A variety of compounds are commonly found in commercially available products for periocular rejuvenation. While many of these are recurrent ingredients, their clinical efficacy is not well studied. We will briefly discuss them for completion however a recommendation for these products is unclear. Components of green tea have been described as potent antioxidants with photoprotective effects. Epicatechin-3-gallate and epigallocatechin-3-gallate in particular have demonstrated UV protection, down-regulation of deleterious NF-κβ expression and enzymatic degradation of collagen [26]. α-bisabolol, a compound found in chamomile as well as soy have exhibited some anti-oxidant and anti-inflammatory activity. Licorice root extracts have been described to provide lightening properties in addition to some anti-oxidant activity. Further clinical studies are needed for all these compounds before they can be recommended [6]. Similarly, caffeine has exhibited some anti-inflammatory effects. Nevertheless, it has been found to decrease collagen synthesis in cultured fibroblasts making it a potentially unfavorable ingredient for rejuvenation therapies. Peptides of palmitic acid (Palmitoyl tetrapeptide-7, Palmitoyl oligopeptide, Palmitoyl tripeptide-5) have been implicated in some dermal cellular mechanisms that may improve repair functions of the skin. They are incorportated into some products but their role for periorbital rejuvenation is unclear [5].

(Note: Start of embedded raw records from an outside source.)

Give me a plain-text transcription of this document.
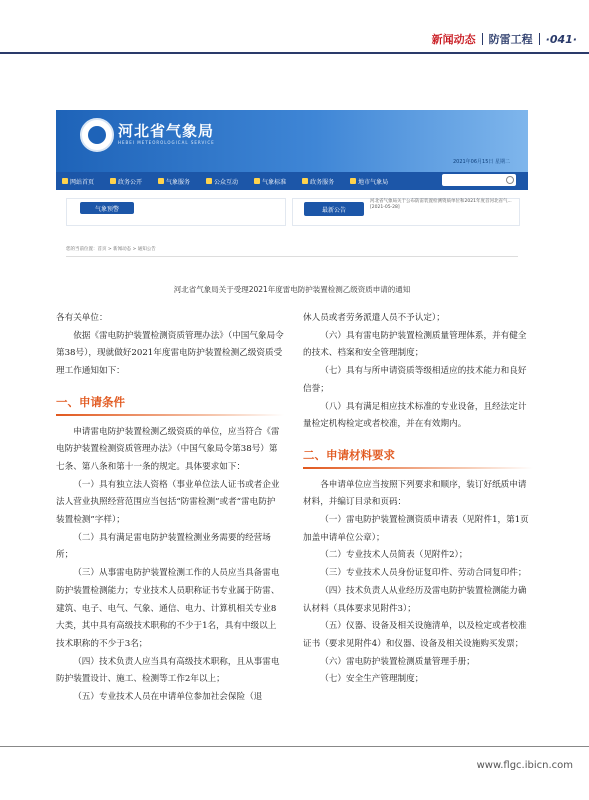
新闻动态 防雷工程 ·041·
河北省气象局
HEBEI METEOROLOGICAL SERVICE
2021年06月15日 星期二
网站首页	政务公开	气象服务	公众互动	气象标准	政务服务	地市气象局
气象预警	最新公告
河北省气象局关于公布防雷装置检测资质单位和2021年度首河北省气...[2021-05-28]
您的当前位置：首页 > 新闻动态 > 通知公告
河北省气象局关于受理2021年度雷电防护装置检测乙级资质申请的通知

各有关单位：

依据《雷电防护装置检测资质管理办法》（中国气象局令第38号），现就做好2021年度雷电防护装置检测乙级资质受理工作通知如下：

一、申请条件

申请雷电防护装置检测乙级资质的单位，应当符合《雷电防护装置检测资质管理办法》（中国气象局令第38号）第七条、第八条和第十一条的规定。具体要求如下：

（一）具有独立法人资格（事业单位法人证书或者企业法人营业执照经营范围应当包括“防雷检测”或者“雷电防护装置检测”字样）；

（二）具有满足雷电防护装置检测业务需要的经营场所；

（三）从事雷电防护装置检测工作的人员应当具备雷电防护装置检测能力；专业技术人员职称证书专业属于防雷、建筑、电子、电气、气象、通信、电力、计算机相关专业8大类，其中具有高级技术职称的不少于1名，具有中级以上技术职称的不少于3名；

（四）技术负责人应当具有高级技术职称，且从事雷电防护装置设计、施工、检测等工作2年以上；

（五）专业技术人员在申请单位参加社会保险（退

休人员或者劳务派遣人员不予认定）；

（六）具有雷电防护装置检测质量管理体系，并有健全的技术、档案和安全管理制度；

（七）具有与所申请资质等级相适应的技术能力和良好信誉；

（八）具有满足相应技术标准的专业设备，且经法定计量检定机构检定或者校准，并在有效期内。

二、申请材料要求

各申请单位应当按照下列要求和顺序，装订好纸质申请材料，并编订目录和页码：

（一）雷电防护装置检测资质申请表（见附件1，第1页加盖申请单位公章）；

（二）专业技术人员简表（见附件2）；

（三）专业技术人员身份证复印件、劳动合同复印件；

（四）技术负责人从业经历及雷电防护装置检测能力确认材料（具体要求见附件3）；

（五）仪器、设备及相关设施清单，以及检定或者校准证书（要求见附件4）和仪器、设备及相关设施购买发票；

（六）雷电防护装置检测质量管理手册；

（七）安全生产管理制度；

www.flgc.ibicn.com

Role of Combination Treatments

While topical therapy may be an excellent cornerstone periorbital rejuvenation, a myriad of effective treatment options exist. When paired successfully, a baseline topical regime can prepare the skin for more invasive procedures, allowing optimal results [27]. While clinical studies are lacking, anecdotal findings have demonstrated that combining retinoids with certain non-ablative laser procedures results in earlier healing and re-epithelialization as well as superior and more lasting outcomes [28]. This consists of a pre-treatment phase with intensive treatment with topicals, and a post treatment phase with less abrasive products. Chemical peels are a common facial rejuvenation procedure. Adjunctive pre-treatments with AHAs and retinoids can begin thinning the stratum corneum prior to the procedure, allowing the peel to reach deeper in the skin. When combined with topical bleaching agents such as hydroquinone, the chemical peel may also allow deeper penetration of the topical agents, improving lightening capacity. Following procedures, topical humectants, such as HA and ceramides mentioned above, are commonly recommended to help with wound care.

Concluding Remarks

With the vast array of products and treatments available, physicians are able to provide their patients with many treatment options. While many of them have excellent clinical efficacy, it is important to know that not all products are suited for all patients, and not all products are created equal, and even the best of products may not be sufficient to achieve desired results. Clinical judgment and a holistic approach should to be guide physicians to always offer what is best to each individual patient.